What are some ways I can reduce the computation time needed without losing accuracy?

Answer 1

The definition of the incomplete Gamma function is $$ \Gamma(s,z_0) = \int_{z_0}^{\infty} z^{s-1} e^{-z} \, dz $$ (a complex contour integral if $z_0$ is complex).
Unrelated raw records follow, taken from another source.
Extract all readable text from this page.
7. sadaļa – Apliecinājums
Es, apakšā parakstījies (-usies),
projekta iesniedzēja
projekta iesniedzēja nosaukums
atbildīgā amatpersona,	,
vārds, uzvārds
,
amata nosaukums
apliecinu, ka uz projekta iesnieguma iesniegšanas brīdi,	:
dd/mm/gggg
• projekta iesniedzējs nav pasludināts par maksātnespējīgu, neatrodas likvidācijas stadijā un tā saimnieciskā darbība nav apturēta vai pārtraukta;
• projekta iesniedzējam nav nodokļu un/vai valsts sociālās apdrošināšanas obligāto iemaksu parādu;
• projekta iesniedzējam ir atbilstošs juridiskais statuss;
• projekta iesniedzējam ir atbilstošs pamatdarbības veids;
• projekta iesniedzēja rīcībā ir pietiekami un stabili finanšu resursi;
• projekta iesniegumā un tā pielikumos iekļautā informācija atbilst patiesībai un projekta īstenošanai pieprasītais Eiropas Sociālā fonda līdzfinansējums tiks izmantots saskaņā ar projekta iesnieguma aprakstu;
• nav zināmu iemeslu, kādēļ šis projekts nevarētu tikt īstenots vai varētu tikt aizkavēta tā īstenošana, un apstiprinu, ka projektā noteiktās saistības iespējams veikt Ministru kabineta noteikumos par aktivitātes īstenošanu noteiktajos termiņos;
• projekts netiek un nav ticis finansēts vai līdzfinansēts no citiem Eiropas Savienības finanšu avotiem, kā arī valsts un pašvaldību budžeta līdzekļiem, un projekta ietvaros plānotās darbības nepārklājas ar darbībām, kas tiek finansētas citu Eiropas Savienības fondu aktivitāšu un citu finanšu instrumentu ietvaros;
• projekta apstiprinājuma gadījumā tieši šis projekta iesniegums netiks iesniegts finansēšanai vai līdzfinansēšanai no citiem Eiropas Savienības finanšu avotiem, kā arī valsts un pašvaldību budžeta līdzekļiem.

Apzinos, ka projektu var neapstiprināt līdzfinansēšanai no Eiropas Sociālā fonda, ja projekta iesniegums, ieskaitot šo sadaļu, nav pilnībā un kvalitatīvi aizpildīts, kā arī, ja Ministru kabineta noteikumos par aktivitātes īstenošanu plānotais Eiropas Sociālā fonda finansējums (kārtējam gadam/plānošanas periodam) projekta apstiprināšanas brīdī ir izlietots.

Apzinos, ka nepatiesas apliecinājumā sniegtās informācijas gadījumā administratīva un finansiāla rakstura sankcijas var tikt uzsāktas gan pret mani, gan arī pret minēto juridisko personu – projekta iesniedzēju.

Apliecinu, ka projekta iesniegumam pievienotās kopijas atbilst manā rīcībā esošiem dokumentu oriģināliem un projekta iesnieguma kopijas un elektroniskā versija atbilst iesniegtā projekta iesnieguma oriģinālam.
Setting $s=1-n$ and $z_0=-ib/a$ and setting the integration path to $z(t) = -ib/a - ibt$ (for $t$ from 0 to $\infty$) results in $$ \Gamma(1-n, -ib/a) = -\frac{a^n}{b^{n-1}} i^{n+1} \exp(ib/a) \int_0^{\infty} \frac{\exp(ibx)}{(1 + ax)^n} \, dx $$ or $$ \int_0^{\infty} \frac{\exp(ibx)}{(1 + ax)^n} \, dx = -\frac{b^{n-1}}{a^n} (-i)^{n+1} \exp(-ib/a) \Gamma(1-n, -ib/a). $$ Use $(-i)^{n+1} = \exp((n+1) \log(-i))$ with branch cut of the negative real axis to evaluate $(-i)^{n+1}.$ With standard branch cut of the negative real axis, $\log (-i) = -i\pi/2.$

So if you can express your function $f$ as a linear combination of sinusoids, you can use the incomplete Gamma function to evaluate this integral. Evaluating the incomplete Gamma function is somewhat challenging, but most numerical analysis software will do it.